Abstract

The worlds of arbitration and business infrastructure look at each other with ever greater intensity. The longevity, financial stakes and contractual features of PPP (Public-Private Partnerships) projects suggest that public, institutional and private stakeholders may not have overlapping decision-making portfolios. In a new transient domestic and international commercial and investment era, the economic drivers for arbitration in supply chain and money supply cause (third party) project disputes is not well documented. The present paper reports upon the institutional and legal environment of this dispute regime in the developing infrastructure market of Greece and identifying the impact of a legal environment upon the stakeholders’ business incentives to press ahead with arbitration.
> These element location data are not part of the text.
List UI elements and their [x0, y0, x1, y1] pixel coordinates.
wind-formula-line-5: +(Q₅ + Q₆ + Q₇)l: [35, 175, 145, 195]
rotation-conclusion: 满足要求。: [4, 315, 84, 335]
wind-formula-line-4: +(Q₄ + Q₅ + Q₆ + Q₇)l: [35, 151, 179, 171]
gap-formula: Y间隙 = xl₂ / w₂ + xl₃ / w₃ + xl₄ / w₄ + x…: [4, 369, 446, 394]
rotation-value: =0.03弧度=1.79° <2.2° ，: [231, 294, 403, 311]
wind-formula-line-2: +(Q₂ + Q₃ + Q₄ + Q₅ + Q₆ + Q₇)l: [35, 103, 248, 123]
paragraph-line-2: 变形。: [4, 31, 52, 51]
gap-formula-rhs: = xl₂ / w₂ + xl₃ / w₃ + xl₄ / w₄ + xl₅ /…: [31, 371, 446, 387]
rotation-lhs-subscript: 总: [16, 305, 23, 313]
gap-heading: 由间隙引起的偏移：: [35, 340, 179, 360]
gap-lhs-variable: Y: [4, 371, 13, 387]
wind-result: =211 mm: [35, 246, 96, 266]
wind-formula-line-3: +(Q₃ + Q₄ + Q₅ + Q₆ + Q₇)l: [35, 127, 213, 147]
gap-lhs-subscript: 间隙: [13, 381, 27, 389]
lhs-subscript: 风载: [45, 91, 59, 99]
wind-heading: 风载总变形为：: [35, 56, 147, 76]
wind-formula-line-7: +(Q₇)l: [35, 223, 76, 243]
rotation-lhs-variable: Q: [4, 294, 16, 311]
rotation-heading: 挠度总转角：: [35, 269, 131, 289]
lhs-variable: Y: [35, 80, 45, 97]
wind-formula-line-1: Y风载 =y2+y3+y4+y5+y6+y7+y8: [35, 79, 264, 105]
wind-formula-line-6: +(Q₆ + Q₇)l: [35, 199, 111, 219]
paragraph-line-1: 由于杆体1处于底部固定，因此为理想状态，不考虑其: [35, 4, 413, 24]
A critical appreciation of the contours of the legal and business risks involved in arbitration will confirm the need to invent a new procedural tool and practice standard, a “level playing field” which will be responsive to the project risk profile and the parties’ economic interests. The findings of the present study are two-fold. First, they confirm that the parties will be more inclined to embark upon arbitration at the end of the construction phase, and second, that domestic and international stakeholders’ economic interests in the regime are measured against their anticipated losses from non-completion of the PPP projects. The findings of this study further re-theorise arbitration as a “cyclical” or “counter-cyclical” dispute resolution regime. Construction management researchers will benefit from an exploratory and informed appreciation of unorthodoxies in the Greek legal system and gain from a fresh approach of economic incentives when they are faced with decision-making tasks as arbitrators or engaged in dispute resolution contract drafting.